Excel: natural choice for many obvious reasons.

Tableau: has a killer feature in this scenario.

Backend:

There are many options, depending on the size and the complexity of your data.

1-MS Access:  is a solid option, but if you have tables that have more than 500 000 rows, then perhaps that’s not really a good solution, I know it depends on filed type, number of columns etc., the other issue there is no ETL for MS Access.

2- MS SQL SERVER EXPRESS: it is a free and a kick ass Database server, probably it will load all your data, but if your data is not well structured then it became a pain to load it, there is no free ETL for SQL express, and Powerquery does not natively load to SQL, you can vote for this idea here .

3- PowerBI Desktop: load the data in PowerBI Desktop and access the data from Excel using this hack.
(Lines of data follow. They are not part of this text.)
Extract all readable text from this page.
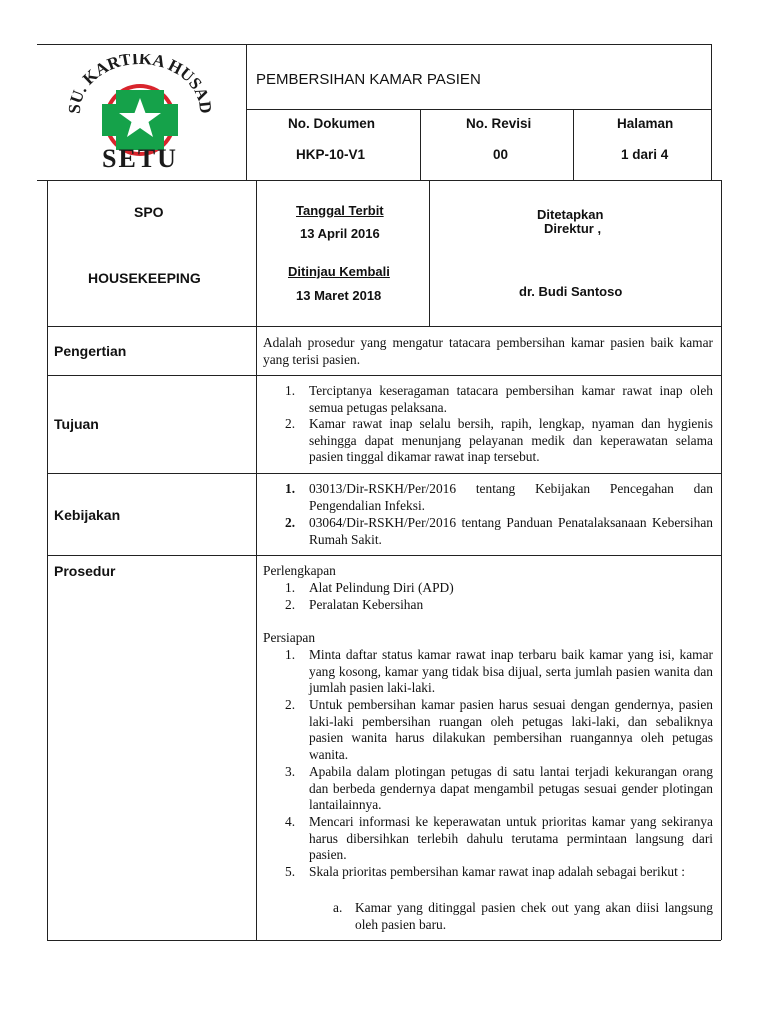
SU. KARTIKA HUSAD
SETU
PEMBERSIHAN KAMAR PASIEN
No. Dokumen
HKP-10-V1
No. Revisi
00
Halaman
1 dari 4
SPO
HOUSEKEEPING
Tanggal Terbit
13 April 2016
Ditinjau Kembali
13 Maret 2018
Ditetapkan
Direktur ,
dr. Budi Santoso
Pengertian
Adalah prosedur yang mengatur tatacara pembersihan kamar pasien baik kamar yang terisi pasien.
Tujuan
1. Terciptanya keseragaman tatacara pembersihan kamar rawat inap oleh semua petugas pelaksana.
2. Kamar rawat inap selalu bersih, rapih, lengkap, nyaman dan hygienis sehingga dapat menunjang pelayanan medik dan keperawatan selama pasien tinggal dikamar rawat inap tersebut.
Kebijakan
1. 03013/Dir-RSKH/Per/2016 tentang Kebijakan Pencegahan dan Pengendalian Infeksi.
2. 03064/Dir-RSKH/Per/2016 tentang Panduan Penatalaksanaan Kebersihan Rumah Sakit.
Prosedur	Perlengkapan
1. Alat Pelindung Diri (APD)
2. Peralatan Kebersihan
Persiapan
1. Minta daftar status kamar rawat inap terbaru baik kamar yang isi, kamar yang kosong, kamar yang tidak bisa dijual, serta jumlah pasien wanita dan jumlah pasien laki-laki.
2. Untuk pembersihan kamar pasien harus sesuai dengan gendernya, pasien laki-laki pembersihan ruangan oleh petugas laki-laki, dan sebaliknya pasien wanita harus dilakukan pembersihan ruangannya oleh petugas wanita.
3. Apabila dalam plotingan petugas di satu lantai terjadi kekurangan orang dan berbeda gendernya dapat mengambil petugas sesuai gender plotingan lantailainnya.
4. Mencari informasi ke keperawatan untuk prioritas kamar yang sekiranya harus dibersihkan terlebih dahulu terutama permintaan langsung dari pasien.
5. Skala prioritas pembersihan kamar rawat inap adalah sebagai berikut :
a. Kamar yang ditinggal pasien chek out yang akan diisi langsung oleh pasien baru.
It is highly experimental but very promising, it is potentially a game changer.  You can vote here if you want Microsoft to officially support it.

4-PowerPivot: it is already there with Excel, Powerquery can literally load any data you have, it can clean transform with a simple click, and it is free, and don’t forget PowerPivot is a simple SSAS instance embedded in Excel, ok there is a problem 😦

We cannot access PowerPivot Model from another Excel workbook.

PowerPivot data can only be consumed from the same workbook :), I don’t know the reason but definitely it is not technical, all we can do is just to vote and hope Microsoft will listen

But fortunately there are some workaround.

1- Tableau: tableau can read data from a PowerPivot data model, and it has some very amazing visualisation, (not free)

2- PowerUpdate: Powerupdate can load the data directly from the PowerPivot Model to an SQL Server, and bonus point, it can refresh any workbook automatically no need for manual refresh (not free)

3- Reverse Linked Table: instead of using pivot table to read the data from the Pivot tables, we just used tables to get the same result, the Italians provided a detailed explanation here, and to avoid Excel limitation of 1 Million record, you can split the result in new tabs, you can even create summarized data that feed your different report, the only inconvenient here, the size of the workbook will increase with a lot of data.

Conclusion 

a simple option to deals with a lot of data is to load all the data source in one Master workbook, then write back the result in the same workbook using Reverse Linked Tables.

Now you can use that Master workbook as your backend for all your reports.

or use PowerBI Desktop as your backend, officially it is not support but Excel can perfectly connect to a local instance of  PowerBI desktop.